There is an element of artifice in this novel, and I’m not just talking about the rather wonderful parodies of historical fiction in and out of which the author dips (Tey herself was, of course, also an historical novelist and playwright, under a second pseudonym, Gordon Daviot). No, the whole thing, the five century-long puzzle, must be tied up and resolved by the time Alan Grant gets out of hospital. And, of course, it is. When he emerges from hospital, having found out the truth, Grant makes perhaps my favourite comment in all of Tey’s work: ‘How small and queer the world looks viewed the right way up.’

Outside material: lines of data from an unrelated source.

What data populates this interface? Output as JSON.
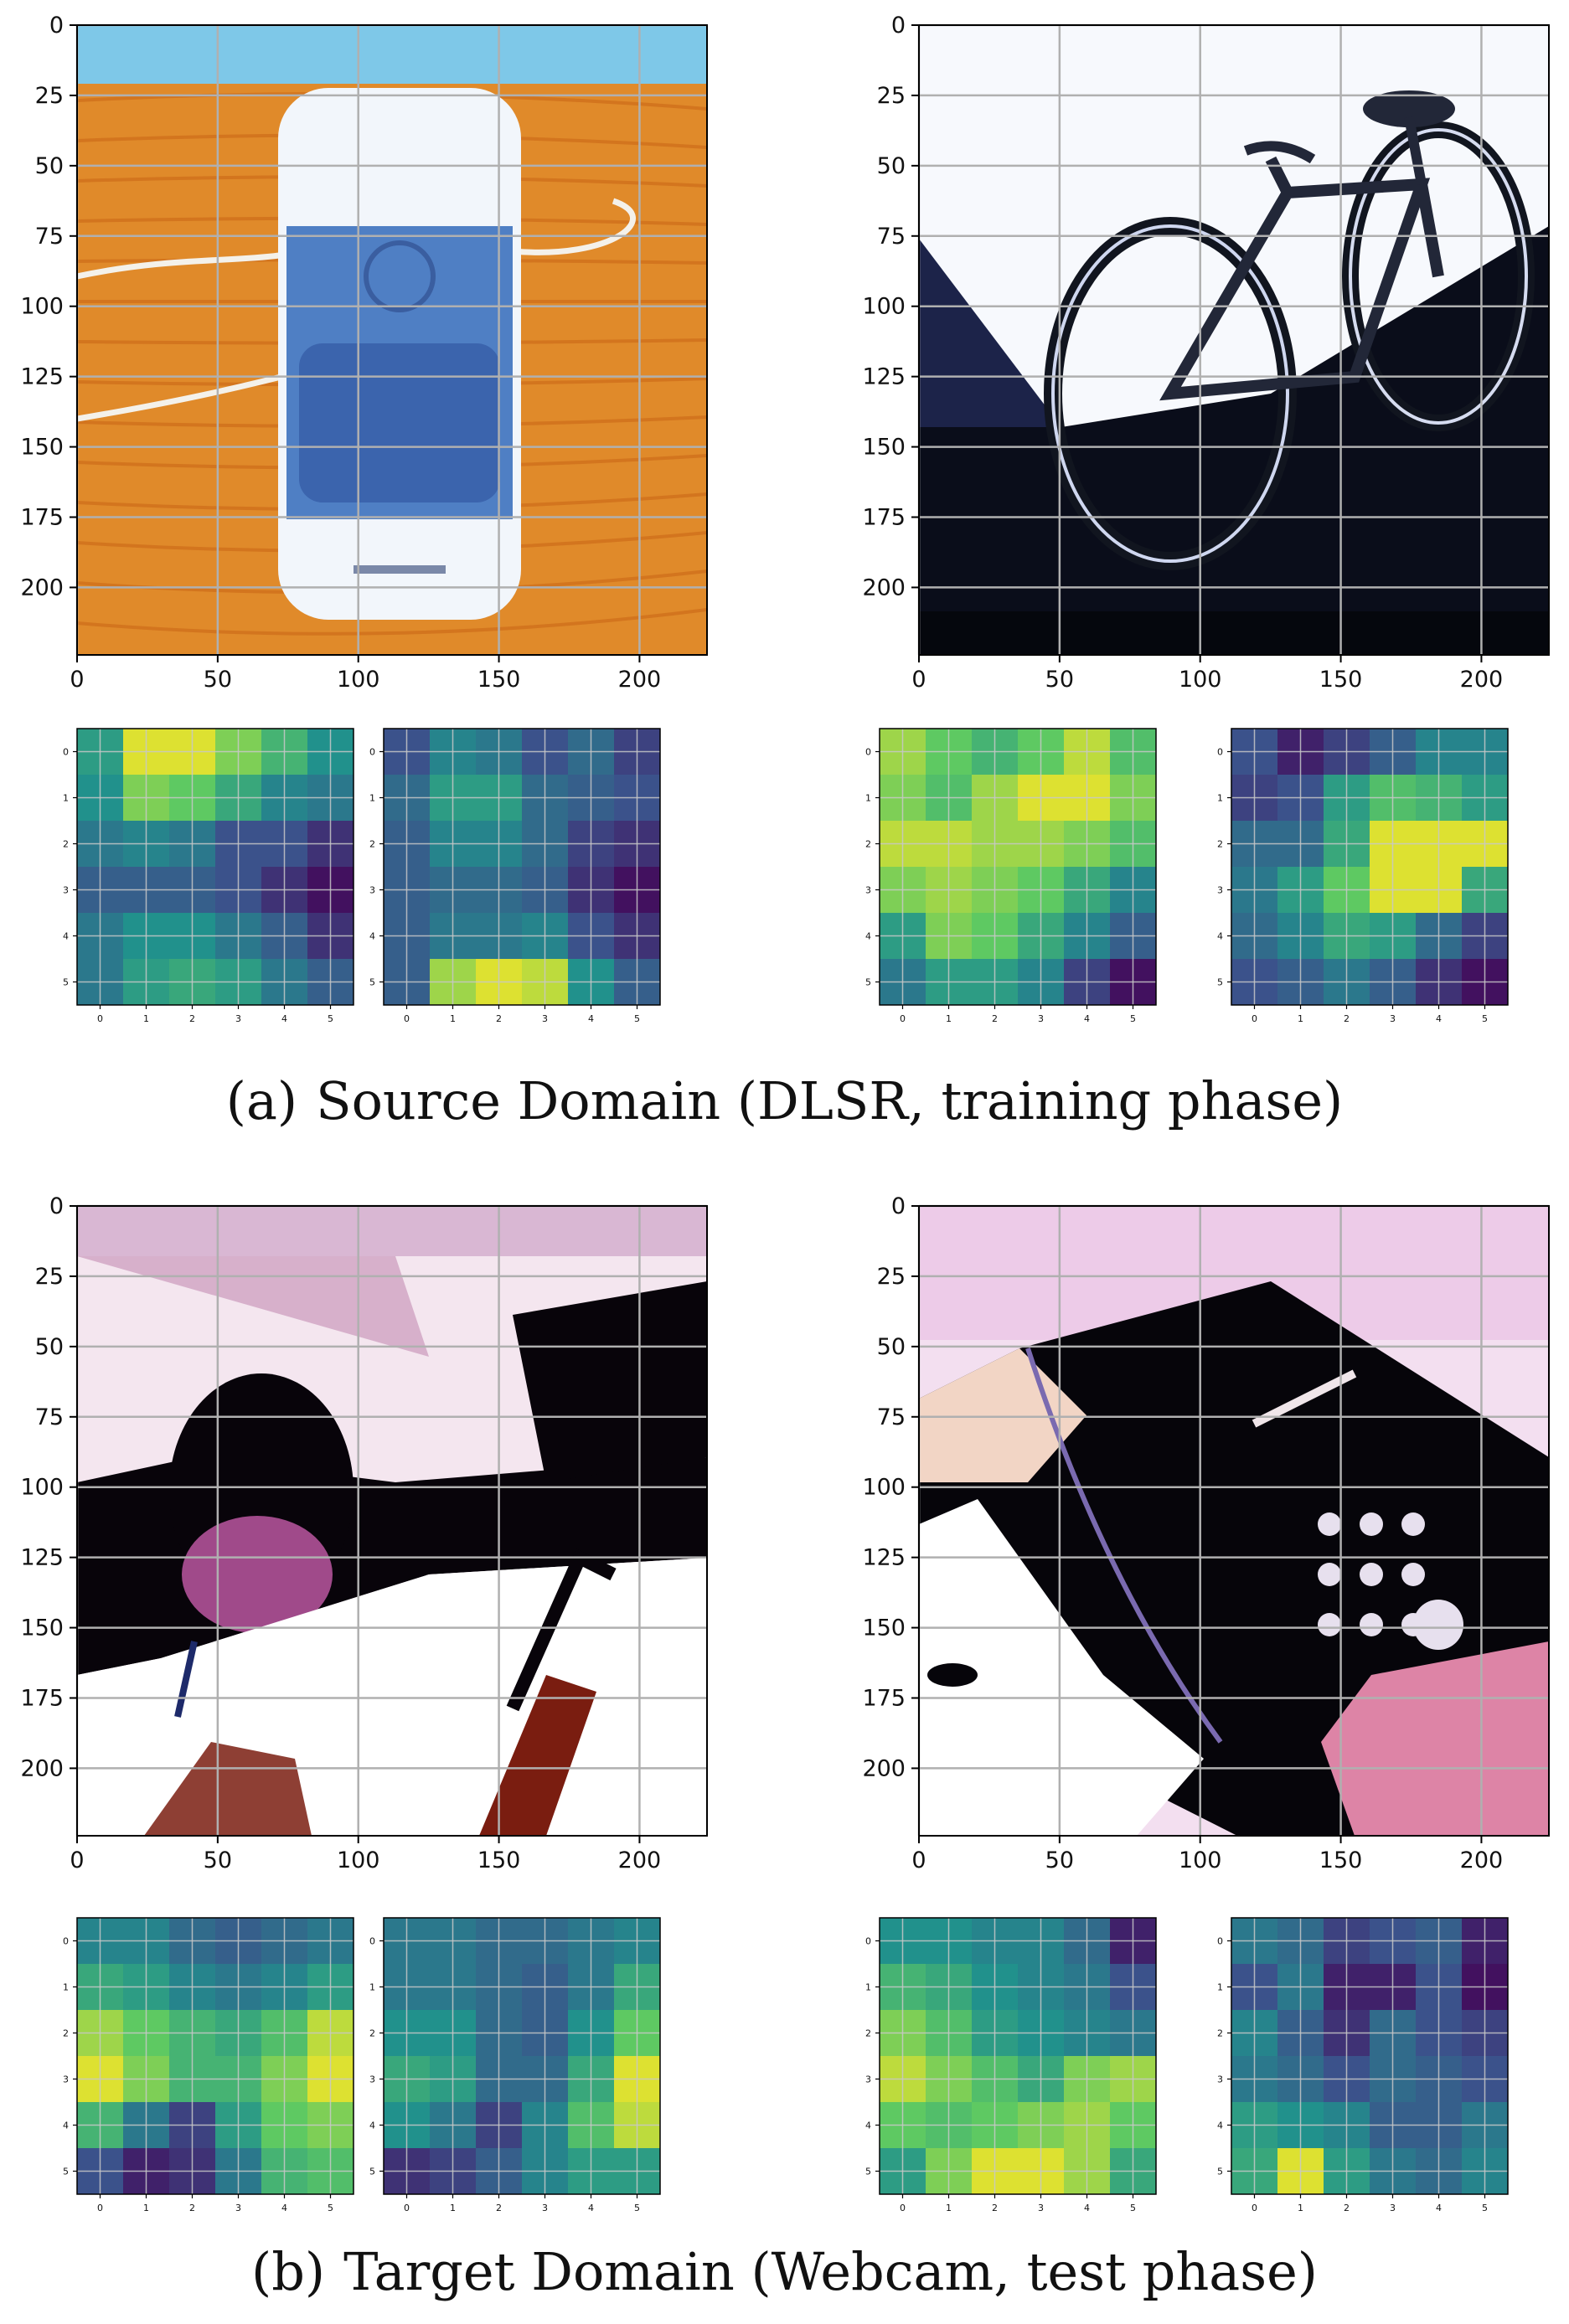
{
  "figure": {
    "caption_a": {
      "label": "(a)",
      "text": "Source Domain (DLSR, training phase)"
    },
    "caption_b": {
      "label": "(b)",
      "text": "Target Domain (Webcam, test phase)"
    }
  },
  "chart_data": [
    {
      "type": "image",
      "panel": "a-left",
      "content": "speaker on wooden table",
      "xlim": [
        0,
        224
      ],
      "ylim": [
        224,
        0
      ],
      "xticks": [
        0,
        50,
        100,
        150,
        200
      ],
      "yticks": [
        0,
        25,
        50,
        75,
        100,
        125,
        150,
        175,
        200
      ],
      "grid": true,
      "palette": {
        "bg": "#e08a2a",
        "wall": "#7ec8e8",
        "body": "#f2f6fb",
        "panel": "#4f7fc4",
        "grill": "#3b64ad",
        "cable": "#f4f1ea"
      }
    },
    {
      "type": "heatmap",
      "panel": "a-left-map-1",
      "x": [
        0,
        1,
        2,
        3,
        4,
        5
      ],
      "y": [
        0,
        1,
        2,
        3,
        4,
        5
      ],
      "colormap": "viridis",
      "grid": true,
      "values": [
        [
          0.55,
          0.95,
          0.95,
          0.8,
          0.65,
          0.5
        ],
        [
          0.5,
          0.8,
          0.75,
          0.6,
          0.45,
          0.4
        ],
        [
          0.4,
          0.45,
          0.4,
          0.25,
          0.25,
          0.15
        ],
        [
          0.3,
          0.3,
          0.3,
          0.25,
          0.15,
          0.05
        ],
        [
          0.4,
          0.5,
          0.5,
          0.4,
          0.3,
          0.15
        ],
        [
          0.4,
          0.55,
          0.6,
          0.55,
          0.4,
          0.3
        ]
      ]
    },
    {
      "type": "heatmap",
      "panel": "a-left-map-2",
      "x": [
        0,
        1,
        2,
        3,
        4,
        5
      ],
      "y": [
        0,
        1,
        2,
        3,
        4,
        5
      ],
      "colormap": "viridis",
      "grid": true,
      "values": [
        [
          0.25,
          0.45,
          0.4,
          0.25,
          0.35,
          0.2
        ],
        [
          0.35,
          0.55,
          0.55,
          0.35,
          0.3,
          0.25
        ],
        [
          0.3,
          0.45,
          0.45,
          0.35,
          0.2,
          0.15
        ],
        [
          0.3,
          0.35,
          0.35,
          0.3,
          0.15,
          0.05
        ],
        [
          0.3,
          0.4,
          0.4,
          0.45,
          0.25,
          0.15
        ],
        [
          0.3,
          0.85,
          0.95,
          0.9,
          0.5,
          0.3
        ]
      ]
    },
    {
      "type": "image",
      "panel": "a-right",
      "content": "bicycle in front of wall",
      "xlim": [
        0,
        224
      ],
      "ylim": [
        224,
        0
      ],
      "xticks": [
        0,
        50,
        100,
        150,
        200
      ],
      "yticks": [
        0,
        25,
        50,
        75,
        100,
        125,
        150,
        175,
        200
      ],
      "grid": true,
      "palette": {
        "bg": "#f7f9fd",
        "floor": "#0a0d1a",
        "wall_shadow": "#1c2349",
        "frame": "#222738",
        "tire": "#11151f"
      }
    },
    {
      "type": "heatmap",
      "panel": "a-right-map-1",
      "x": [
        0,
        1,
        2,
        3,
        4,
        5
      ],
      "y": [
        0,
        1,
        2,
        3,
        4,
        5
      ],
      "colormap": "viridis",
      "grid": true,
      "values": [
        [
          0.85,
          0.75,
          0.65,
          0.75,
          0.9,
          0.7
        ],
        [
          0.8,
          0.7,
          0.85,
          0.95,
          0.95,
          0.8
        ],
        [
          0.9,
          0.9,
          0.85,
          0.85,
          0.8,
          0.7
        ],
        [
          0.8,
          0.85,
          0.8,
          0.75,
          0.6,
          0.45
        ],
        [
          0.55,
          0.8,
          0.75,
          0.6,
          0.45,
          0.3
        ],
        [
          0.4,
          0.55,
          0.55,
          0.45,
          0.2,
          0.05
        ]
      ]
    },
    {
      "type": "heatmap",
      "panel": "a-right-map-2",
      "x": [
        0,
        1,
        2,
        3,
        4,
        5
      ],
      "y": [
        0,
        1,
        2,
        3,
        4,
        5
      ],
      "colormap": "viridis",
      "grid": true,
      "values": [
        [
          0.25,
          0.1,
          0.2,
          0.3,
          0.45,
          0.45
        ],
        [
          0.2,
          0.25,
          0.55,
          0.7,
          0.65,
          0.55
        ],
        [
          0.35,
          0.35,
          0.6,
          0.95,
          0.95,
          0.95
        ],
        [
          0.4,
          0.55,
          0.75,
          0.95,
          0.95,
          0.6
        ],
        [
          0.35,
          0.45,
          0.6,
          0.55,
          0.35,
          0.2
        ],
        [
          0.25,
          0.3,
          0.4,
          0.3,
          0.15,
          0.05
        ]
      ]
    },
    {
      "type": "image",
      "panel": "b-left",
      "content": "desk lamp on desk",
      "xlim": [
        0,
        224
      ],
      "ylim": [
        224,
        0
      ],
      "xticks": [
        0,
        50,
        100,
        150,
        200
      ],
      "yticks": [
        0,
        25,
        50,
        75,
        100,
        125,
        150,
        175,
        200
      ],
      "grid": true,
      "palette": {
        "bg": "#f4e6ef",
        "wall": "#d9b7d3",
        "dark": "#08040a",
        "paper": "#ffffff",
        "shade": "#a04a8a",
        "warm": "#7a1d10"
      }
    },
    {
      "type": "heatmap",
      "panel": "b-left-map-1",
      "x": [
        0,
        1,
        2,
        3,
        4,
        5
      ],
      "y": [
        0,
        1,
        2,
        3,
        4,
        5
      ],
      "colormap": "viridis",
      "grid": true,
      "values": [
        [
          0.45,
          0.45,
          0.35,
          0.3,
          0.35,
          0.4
        ],
        [
          0.6,
          0.55,
          0.45,
          0.4,
          0.45,
          0.55
        ],
        [
          0.85,
          0.75,
          0.65,
          0.6,
          0.7,
          0.9
        ],
        [
          0.95,
          0.8,
          0.65,
          0.65,
          0.8,
          0.95
        ],
        [
          0.65,
          0.4,
          0.2,
          0.55,
          0.75,
          0.8
        ],
        [
          0.25,
          0.1,
          0.15,
          0.4,
          0.65,
          0.7
        ]
      ]
    },
    {
      "type": "heatmap",
      "panel": "b-left-map-2",
      "x": [
        0,
        1,
        2,
        3,
        4,
        5
      ],
      "y": [
        0,
        1,
        2,
        3,
        4,
        5
      ],
      "colormap": "viridis",
      "grid": true,
      "values": [
        [
          0.4,
          0.4,
          0.35,
          0.35,
          0.4,
          0.45
        ],
        [
          0.4,
          0.4,
          0.35,
          0.3,
          0.4,
          0.6
        ],
        [
          0.5,
          0.5,
          0.35,
          0.3,
          0.5,
          0.75
        ],
        [
          0.6,
          0.55,
          0.35,
          0.35,
          0.6,
          0.95
        ],
        [
          0.5,
          0.4,
          0.2,
          0.45,
          0.7,
          0.9
        ],
        [
          0.15,
          0.2,
          0.3,
          0.45,
          0.55,
          0.55
        ]
      ]
    },
    {
      "type": "image",
      "panel": "b-right",
      "content": "telephone on desk",
      "xlim": [
        0,
        224
      ],
      "ylim": [
        224,
        0
      ],
      "xticks": [
        0,
        50,
        100,
        150,
        200
      ],
      "yticks": [
        0,
        25,
        50,
        75,
        100,
        125,
        150,
        175,
        200
      ],
      "grid": true,
      "palette": {
        "bg": "#f3dff0",
        "wall": "#e7b8df",
        "dark": "#06050a",
        "paper": "#ffffff",
        "pink": "#dd84a6",
        "cream": "#f2d5c5"
      }
    },
    {
      "type": "heatmap",
      "panel": "b-right-map-1",
      "x": [
        0,
        1,
        2,
        3,
        4,
        5
      ],
      "y": [
        0,
        1,
        2,
        3,
        4,
        5
      ],
      "colormap": "viridis",
      "grid": true,
      "values": [
        [
          0.5,
          0.5,
          0.45,
          0.45,
          0.35,
          0.1
        ],
        [
          0.65,
          0.6,
          0.5,
          0.45,
          0.4,
          0.25
        ],
        [
          0.8,
          0.7,
          0.55,
          0.5,
          0.45,
          0.4
        ],
        [
          0.9,
          0.8,
          0.7,
          0.6,
          0.8,
          0.85
        ],
        [
          0.75,
          0.7,
          0.75,
          0.8,
          0.85,
          0.75
        ],
        [
          0.55,
          0.8,
          0.95,
          0.95,
          0.85,
          0.6
        ]
      ]
    },
    {
      "type": "heatmap",
      "panel": "b-right-map-2",
      "x": [
        0,
        1,
        2,
        3,
        4,
        5
      ],
      "y": [
        0,
        1,
        2,
        3,
        4,
        5
      ],
      "colormap": "viridis",
      "grid": true,
      "values": [
        [
          0.4,
          0.35,
          0.2,
          0.25,
          0.3,
          0.1
        ],
        [
          0.25,
          0.4,
          0.1,
          0.1,
          0.25,
          0.05
        ],
        [
          0.45,
          0.3,
          0.15,
          0.35,
          0.25,
          0.2
        ],
        [
          0.4,
          0.35,
          0.25,
          0.35,
          0.3,
          0.25
        ],
        [
          0.55,
          0.5,
          0.45,
          0.3,
          0.3,
          0.4
        ],
        [
          0.6,
          0.95,
          0.55,
          0.4,
          0.35,
          0.45
        ]
      ]
    }
  ]
}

Grant’s/Tey’s version of the Richard III is not quite the story we have now, but it is closer to it than the traditional Shakespearean line. It is frankly remarkable that a genre novel has been so influential. It’s not my favourite crime novel – it’s not even my favourite Tey – but the fact that it exists, and in such an entertaining and accessible form, is brilliant.

1 comment:

  1. Remember enjoying this one when I read it ages ago, though I don't think my impression of Richard III was permanently changed as I read Alison Weir's book on the boys in the tower and I felt that her non-fiction work was more the convincing of the two. But I do love the premise of Tey book - armchair sleuthing goes to hospital. It's a theme which is partially picked up in a later Inspector Morse book, though I can't remember the name of it.